Cryptocurrencies backed by cash could circumvent regulators
Stablecoins can include features that are typical of regulated securities, meaning they might be able to avoid new government oversight
5 November 2019 | 0
Cryptocurrencies backed by cash could potentially be covered by the same regulations used to govern securities, according to a global financial oversight group. The finding could help move forward projects such as Facebook’s Libra digital currency, known as a stablecoin.
The International Organization of Securities Commissions (IOSCO), made up of securities regulators from the US, Europe and Japan, said its analysis shows “stablecoins can include features that are typical of regulated securities”.
The IOSCO made its proclamation after its 30 October meeting in Madrid. Earlier last month, a G7 working group published a report on stablecoins, saying they have many of the features of traditional cryptocurrencies but may be more capable of serving as a means of payment and a store of value.
“They could potentially contribute to the development of global payment arrangements that are faster, cheaper and more inclusive than present arrangements,” Ashley Alder, chair of the IOSCO Board, said.
Even so, the G7 group cautioned that stablecoins are just one of many initiatives that seek to address existing challenges in the payment system and, “being a nascent technology, they are largely untested.
“These potential benefits can only be realised if significant risks are addressed. Stablecoins, regardless of size, pose legal, regulatory and oversight challenges and risks,” the report said. The group said the risks may fall outside existing regulatory frameworks, requiring potential revisions to current standards or even the creation of new ones.
The risks posed by stablecoins include those related to money laundering, illicit finance, and consumer and investor protection.
Shortly after the G7 report was released, the G20 published a statement agreeing that stablecoins have both potential benefits for financial innovation and risks. IOSCO said it would help the global G7’s Financial Stability Board’s work on stablecoins for the Group of 20 Economies. The IOSCO FinTech Network will also continue to assess and consider global stablecoin initiatives.
“It is important that those seeking to launch stablecoins, particularly proposals with potential global scale, engage openly and constructively with all relevant regulatory bodies where they may be seeking to operate,” Alder said.
Unlike Bitcoin, which arguably has no intrinsic value because it is based solely on supply and demand, stablecoin value is based on fiat currency or other assets to which it’s tied such as real estate, precious metals or artwork.

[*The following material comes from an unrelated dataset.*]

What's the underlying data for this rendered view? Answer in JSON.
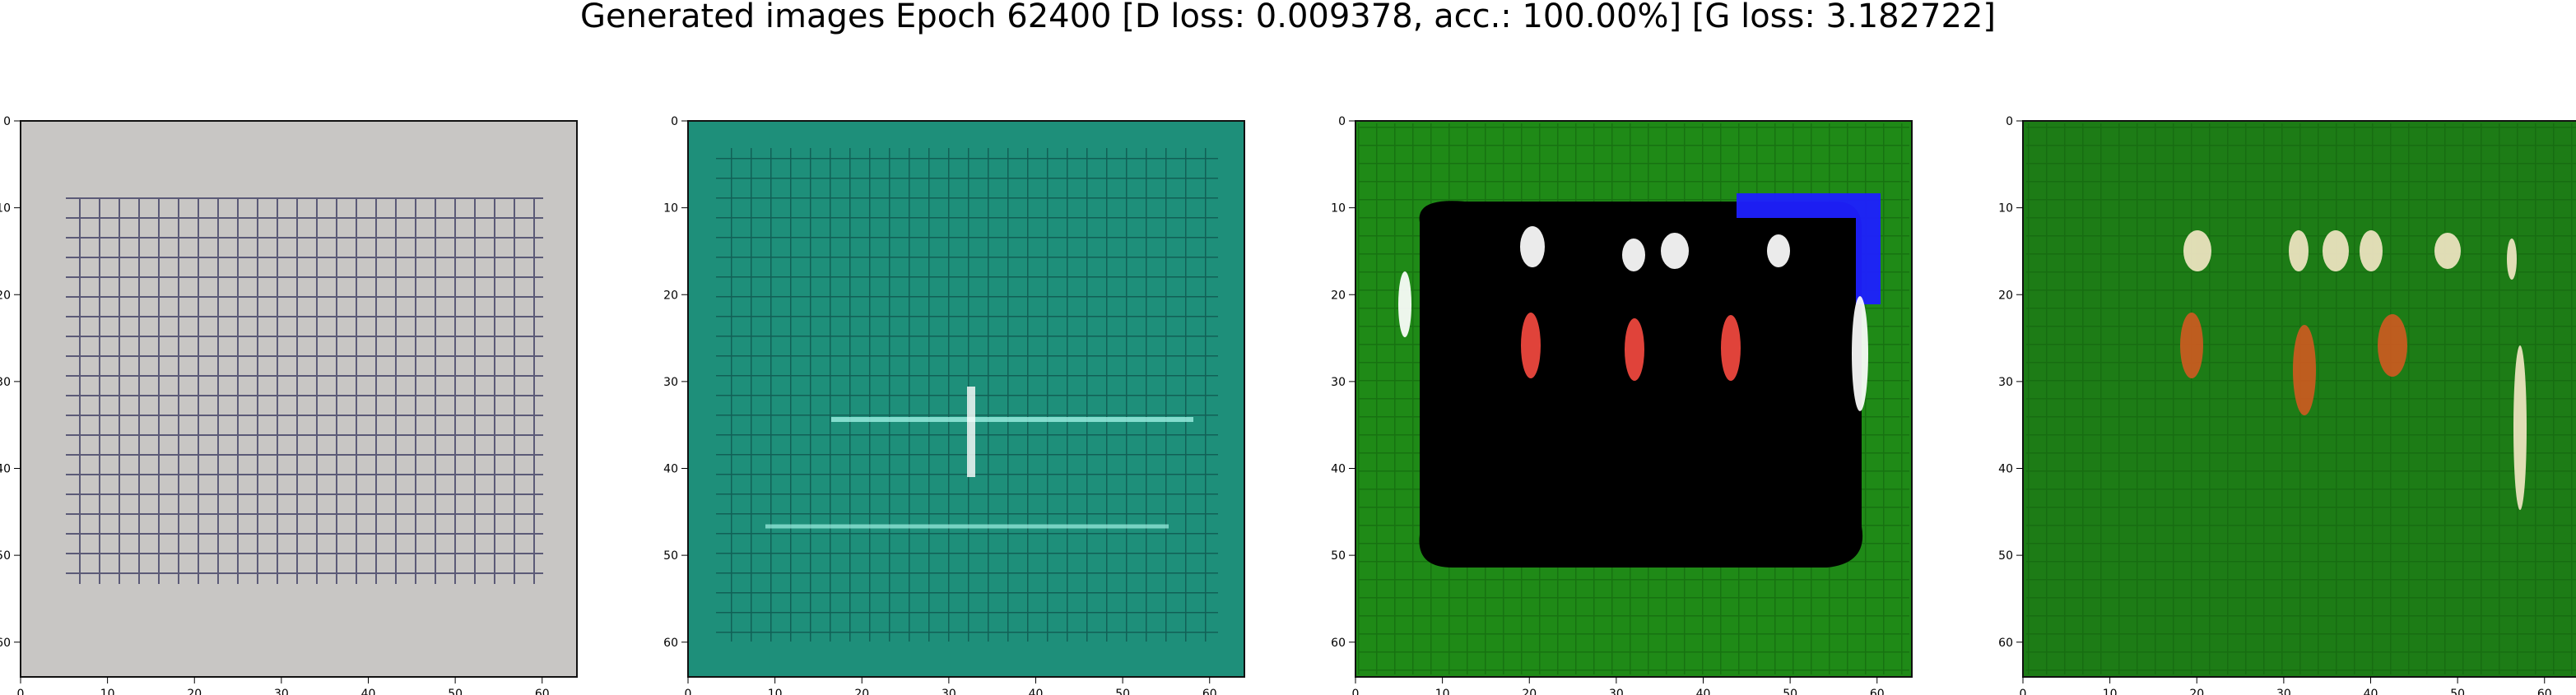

Facebook’s Libra has become the public face for many other stablecoin initiatives because it could be launched globally and used by any of the social network’s 2.4 billion active users.
The cryptocurrency app will allow Facebook users to send, add or withdraw money “in just a few taps,” using WhatsApp, and it will allow someone to fill their wallet, cash out or split a restaurant tab all using Messenger, the company said.
Libra, along with its digital wallet Calibra, is scheduled to launch in 2020, but pushback from regulators could delay that move. Last month, while testifying before US House Committee on Finance, Facebook CEO Mark Zuckerberg said he would not green light Libra until regulators are okay with it.
But in testimony before the Finance Committee, Zuckerberg warned that other governments, such as China, will achieve a financial edge on the US. “While we debate these issues, the rest of the world isn’t waiting. China is moving quickly to launch similar ideas in the coming months,” Zuckerberg said.
A week later, Chinese President Xi Jinping called for more research and investment into blockchain technology, saying there needs to be greater urgency in the development of the distributed ledger technology.
Facebook is not alone in its efforts to create stablecoin currency. IBM, Intel, JPMorgan Chase, Microsoft and the Enterprise Ethereum Alliance (EEA) announced they had published version 1.0 of a specification to enable businesses to create stablecoins.
Earlier this year, JPMorgan Chase launched what is considered to be the first stablecoin backed by a major bank. JPM Coin, as the bank is calling its new cryptocoin, is backed by US dollars in accounts designated at JPMorgan Chase N.A. and used for cross-border settlement between institutional clients.
Wells Fargo has also announced plans to create a stablecoin for cross-border payments.